Our second hotel, the Link 78 Mandalay Boutique Hotel, was a wonderful oasis of calm amidst the bustling streets of downtown Mandalay at the end of our trip. It’s a smart, stylish place just a short walk from the central railway station (the top floor restaurant looks down on the station). Service was very efficient and incredibly helpful. The only downside to our stay was that some taxi drivers were incredibly confused by the similarity in names to The Hotel 78, Mandalay, and got very angry when we explained that this wasn’t the hotel we wanted!

A five day Mandalay Combination ticket (10,000 kyat) is required to visit Atumashi Kyaung, Mandalay Palace, Shwenandaw Kyaung and Kuthodaw Pagoda. We picked ours up at the Shwenandaw Kyaung. It was checked everywhere except for the Kuthodaw Pagoda.

Mandalay Palace doesn’t tend to feature highly in recommendations and hardly encourages visits with its awkward arrangements for access. Firstly, only one of the four entrances is open to visitors – the eastern gate, roughly half way between downtown Mandalay and Mandalay Hill. Next, you have to surrender your passport at the military guardhouse immediately in front of the gate (they give you a numbered ticket to wear around your neck and then write this number on a sticker that they attach to your passport). Finally, you have a 15-20 minute walk from the gate to the palace complex with signs along the way warning against entering the restricted military zones on either side.

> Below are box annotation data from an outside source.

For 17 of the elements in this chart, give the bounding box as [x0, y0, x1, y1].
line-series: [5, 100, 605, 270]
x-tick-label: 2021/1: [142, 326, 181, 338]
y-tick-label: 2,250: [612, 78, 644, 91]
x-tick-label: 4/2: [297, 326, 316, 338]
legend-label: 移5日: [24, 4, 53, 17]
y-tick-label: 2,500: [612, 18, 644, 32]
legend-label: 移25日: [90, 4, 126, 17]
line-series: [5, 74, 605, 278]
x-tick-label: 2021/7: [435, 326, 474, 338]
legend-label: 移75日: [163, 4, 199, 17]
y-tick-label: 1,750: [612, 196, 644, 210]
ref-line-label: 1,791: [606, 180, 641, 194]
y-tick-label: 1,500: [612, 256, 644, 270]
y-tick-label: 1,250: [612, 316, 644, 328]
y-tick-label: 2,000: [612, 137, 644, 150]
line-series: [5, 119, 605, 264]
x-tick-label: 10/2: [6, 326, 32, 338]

The Shwe In Bin Kyaung monastery is rather underrated but that worked in my favour. It clearly isn’t ever overflowing with tourists but I was one of only two visitors on the afternoon that I visited. One of the monastery guardians kindly took it upon himself to lead me round, pointing out sights that I might easily have missed such as the workshops where restoration work was taking place. There is no charge for admission. To keep things simple I arranged for a taxi to take me to the monastery, wait a short while, then take me back to my hotel.